All in all, Airweave's architecture enables predictable scaling along multiple dimensions:
User growth: Add sync workers to handle more concurrent syncs. The API and databases scale independently of user count.
Data volume per user: Vespa handles billions of records efficiently. Workers process sources in batches with checkpoints, allowing syncs to pause and resume.
Source diversity: Adding new integrations (e.g., a new SaaS tool) only requires implementing a new worker module. Core infrastructure remains unchanged.
Query load: Add API replicas and Vespa read replicas. Searches are stateless and cache-friendly, enabling straightforward horizontal scaling.
Looking Ahead
Building reliable context retrieval for AI agents requires infrastructure designed specifically for continuous synchronization, distributed processing, and semantic search at scale.

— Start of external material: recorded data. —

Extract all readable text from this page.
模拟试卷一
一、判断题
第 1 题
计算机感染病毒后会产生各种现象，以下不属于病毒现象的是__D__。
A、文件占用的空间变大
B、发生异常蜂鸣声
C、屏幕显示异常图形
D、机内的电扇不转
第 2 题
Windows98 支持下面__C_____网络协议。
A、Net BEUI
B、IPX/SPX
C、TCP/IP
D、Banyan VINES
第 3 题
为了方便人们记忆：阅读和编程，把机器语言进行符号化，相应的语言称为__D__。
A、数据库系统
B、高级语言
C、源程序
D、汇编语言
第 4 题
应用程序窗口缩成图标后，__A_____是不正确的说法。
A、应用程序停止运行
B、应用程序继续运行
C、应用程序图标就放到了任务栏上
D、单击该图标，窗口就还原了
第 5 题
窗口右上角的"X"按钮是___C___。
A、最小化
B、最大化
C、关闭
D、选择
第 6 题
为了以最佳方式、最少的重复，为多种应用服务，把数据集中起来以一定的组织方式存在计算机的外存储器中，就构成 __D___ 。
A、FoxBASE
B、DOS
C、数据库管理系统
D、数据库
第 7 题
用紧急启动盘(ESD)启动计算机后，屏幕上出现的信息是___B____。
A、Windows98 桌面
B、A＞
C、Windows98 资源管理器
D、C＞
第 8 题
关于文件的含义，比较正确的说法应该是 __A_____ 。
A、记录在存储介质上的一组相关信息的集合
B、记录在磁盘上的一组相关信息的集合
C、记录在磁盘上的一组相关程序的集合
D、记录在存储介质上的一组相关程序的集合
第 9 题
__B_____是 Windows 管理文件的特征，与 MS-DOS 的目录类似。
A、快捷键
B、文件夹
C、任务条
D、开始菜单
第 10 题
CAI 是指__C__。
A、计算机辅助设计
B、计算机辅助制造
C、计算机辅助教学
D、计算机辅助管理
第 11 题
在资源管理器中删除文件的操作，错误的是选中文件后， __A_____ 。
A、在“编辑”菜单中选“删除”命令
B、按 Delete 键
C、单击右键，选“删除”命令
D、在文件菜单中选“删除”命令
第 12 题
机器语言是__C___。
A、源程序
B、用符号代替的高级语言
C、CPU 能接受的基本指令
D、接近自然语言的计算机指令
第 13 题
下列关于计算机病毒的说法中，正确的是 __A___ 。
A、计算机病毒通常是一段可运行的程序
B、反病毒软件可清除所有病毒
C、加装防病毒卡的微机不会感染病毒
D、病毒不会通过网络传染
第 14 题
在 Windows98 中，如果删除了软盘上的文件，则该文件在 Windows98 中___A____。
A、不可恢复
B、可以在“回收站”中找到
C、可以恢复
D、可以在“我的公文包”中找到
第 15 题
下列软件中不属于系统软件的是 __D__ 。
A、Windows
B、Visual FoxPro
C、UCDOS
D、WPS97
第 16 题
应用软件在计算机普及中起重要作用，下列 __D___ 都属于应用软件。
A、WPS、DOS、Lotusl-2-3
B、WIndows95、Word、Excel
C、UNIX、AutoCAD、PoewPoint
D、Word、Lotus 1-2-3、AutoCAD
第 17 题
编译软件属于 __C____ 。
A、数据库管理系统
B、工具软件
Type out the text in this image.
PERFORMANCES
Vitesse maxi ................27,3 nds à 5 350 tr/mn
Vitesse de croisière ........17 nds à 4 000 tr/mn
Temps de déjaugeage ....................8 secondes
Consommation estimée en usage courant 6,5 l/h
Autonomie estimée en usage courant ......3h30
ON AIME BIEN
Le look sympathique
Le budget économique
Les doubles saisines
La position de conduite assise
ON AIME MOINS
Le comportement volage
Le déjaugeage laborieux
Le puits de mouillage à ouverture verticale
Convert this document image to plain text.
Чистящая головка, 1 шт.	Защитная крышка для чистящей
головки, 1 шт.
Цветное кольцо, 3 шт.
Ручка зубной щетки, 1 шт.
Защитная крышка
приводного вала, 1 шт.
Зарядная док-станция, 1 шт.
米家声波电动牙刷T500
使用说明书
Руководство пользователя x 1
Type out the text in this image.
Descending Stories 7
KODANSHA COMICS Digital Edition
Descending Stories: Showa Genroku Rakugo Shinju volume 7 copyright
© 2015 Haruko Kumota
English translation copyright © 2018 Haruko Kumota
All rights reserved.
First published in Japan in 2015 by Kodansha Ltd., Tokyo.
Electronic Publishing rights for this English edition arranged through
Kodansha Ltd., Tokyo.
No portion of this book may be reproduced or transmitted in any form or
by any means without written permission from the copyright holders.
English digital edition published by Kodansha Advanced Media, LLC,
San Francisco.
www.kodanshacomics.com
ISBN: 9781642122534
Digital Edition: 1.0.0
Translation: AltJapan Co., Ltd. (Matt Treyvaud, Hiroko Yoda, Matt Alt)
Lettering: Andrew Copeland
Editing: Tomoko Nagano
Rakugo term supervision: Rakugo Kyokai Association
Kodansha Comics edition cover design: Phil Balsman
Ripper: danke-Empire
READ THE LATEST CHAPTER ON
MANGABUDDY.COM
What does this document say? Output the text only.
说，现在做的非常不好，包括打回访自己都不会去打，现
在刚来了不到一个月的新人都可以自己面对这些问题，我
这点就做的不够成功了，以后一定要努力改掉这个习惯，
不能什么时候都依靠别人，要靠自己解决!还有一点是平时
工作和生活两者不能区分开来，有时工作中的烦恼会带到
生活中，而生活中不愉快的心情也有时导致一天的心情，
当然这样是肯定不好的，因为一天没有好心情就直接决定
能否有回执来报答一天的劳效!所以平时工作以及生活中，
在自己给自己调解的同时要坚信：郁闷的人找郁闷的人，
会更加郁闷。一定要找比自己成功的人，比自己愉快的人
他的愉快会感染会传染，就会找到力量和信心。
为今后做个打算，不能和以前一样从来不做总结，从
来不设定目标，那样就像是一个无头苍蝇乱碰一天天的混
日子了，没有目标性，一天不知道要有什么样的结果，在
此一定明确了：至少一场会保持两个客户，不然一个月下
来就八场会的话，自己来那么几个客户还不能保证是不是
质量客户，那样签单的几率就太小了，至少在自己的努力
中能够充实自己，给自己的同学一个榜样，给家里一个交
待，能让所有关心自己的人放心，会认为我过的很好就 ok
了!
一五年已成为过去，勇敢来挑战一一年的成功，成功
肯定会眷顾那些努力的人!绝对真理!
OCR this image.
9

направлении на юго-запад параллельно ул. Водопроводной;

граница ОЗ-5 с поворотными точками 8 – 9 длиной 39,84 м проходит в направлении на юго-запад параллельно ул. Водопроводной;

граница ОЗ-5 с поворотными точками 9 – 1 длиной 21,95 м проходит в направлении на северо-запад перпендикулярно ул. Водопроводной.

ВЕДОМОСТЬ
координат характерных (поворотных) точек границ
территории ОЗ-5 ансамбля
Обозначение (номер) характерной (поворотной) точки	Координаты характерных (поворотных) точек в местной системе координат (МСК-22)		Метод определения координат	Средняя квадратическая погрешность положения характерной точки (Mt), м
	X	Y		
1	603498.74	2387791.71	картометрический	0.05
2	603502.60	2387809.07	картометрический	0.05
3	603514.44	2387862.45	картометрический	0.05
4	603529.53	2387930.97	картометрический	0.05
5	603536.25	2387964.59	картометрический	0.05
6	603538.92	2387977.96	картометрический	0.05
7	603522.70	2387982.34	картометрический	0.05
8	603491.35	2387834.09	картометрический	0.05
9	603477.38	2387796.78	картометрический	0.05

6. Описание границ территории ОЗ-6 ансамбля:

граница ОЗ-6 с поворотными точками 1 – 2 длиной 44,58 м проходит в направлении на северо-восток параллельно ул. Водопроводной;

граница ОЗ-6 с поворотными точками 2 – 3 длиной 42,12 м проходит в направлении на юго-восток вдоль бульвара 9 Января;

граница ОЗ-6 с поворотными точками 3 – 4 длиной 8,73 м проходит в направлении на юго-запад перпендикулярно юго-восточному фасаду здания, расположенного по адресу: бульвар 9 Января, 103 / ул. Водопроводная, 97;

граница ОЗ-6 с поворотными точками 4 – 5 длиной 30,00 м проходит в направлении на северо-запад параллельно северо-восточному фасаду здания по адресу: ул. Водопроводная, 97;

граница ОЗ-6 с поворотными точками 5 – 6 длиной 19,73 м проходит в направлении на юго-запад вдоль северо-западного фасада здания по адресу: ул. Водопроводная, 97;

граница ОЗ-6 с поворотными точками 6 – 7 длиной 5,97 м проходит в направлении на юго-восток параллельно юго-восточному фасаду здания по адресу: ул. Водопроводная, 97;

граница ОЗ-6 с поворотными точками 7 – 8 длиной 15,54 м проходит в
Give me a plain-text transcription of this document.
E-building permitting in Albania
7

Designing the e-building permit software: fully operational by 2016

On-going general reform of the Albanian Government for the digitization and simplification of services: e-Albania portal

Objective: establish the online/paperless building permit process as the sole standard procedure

The patterns described here (separation of read and write paths, durable workflows, horizontal scalability, and specialized storage) apply broadly beyond Airweave's specific implementation. Whether you're building RAG systems, AI assistants, or autonomous agents, you'll eventually encounter the same fundamental challenges:
How to keep data fresh across dozens of sources
How to scale to millions of records per user
How to serve context in milliseconds
How to handle failures gracefully
As AI agents take on more responsibility in production systems, the infrastructure connecting them to real-world data becomes as critical as the models themselves.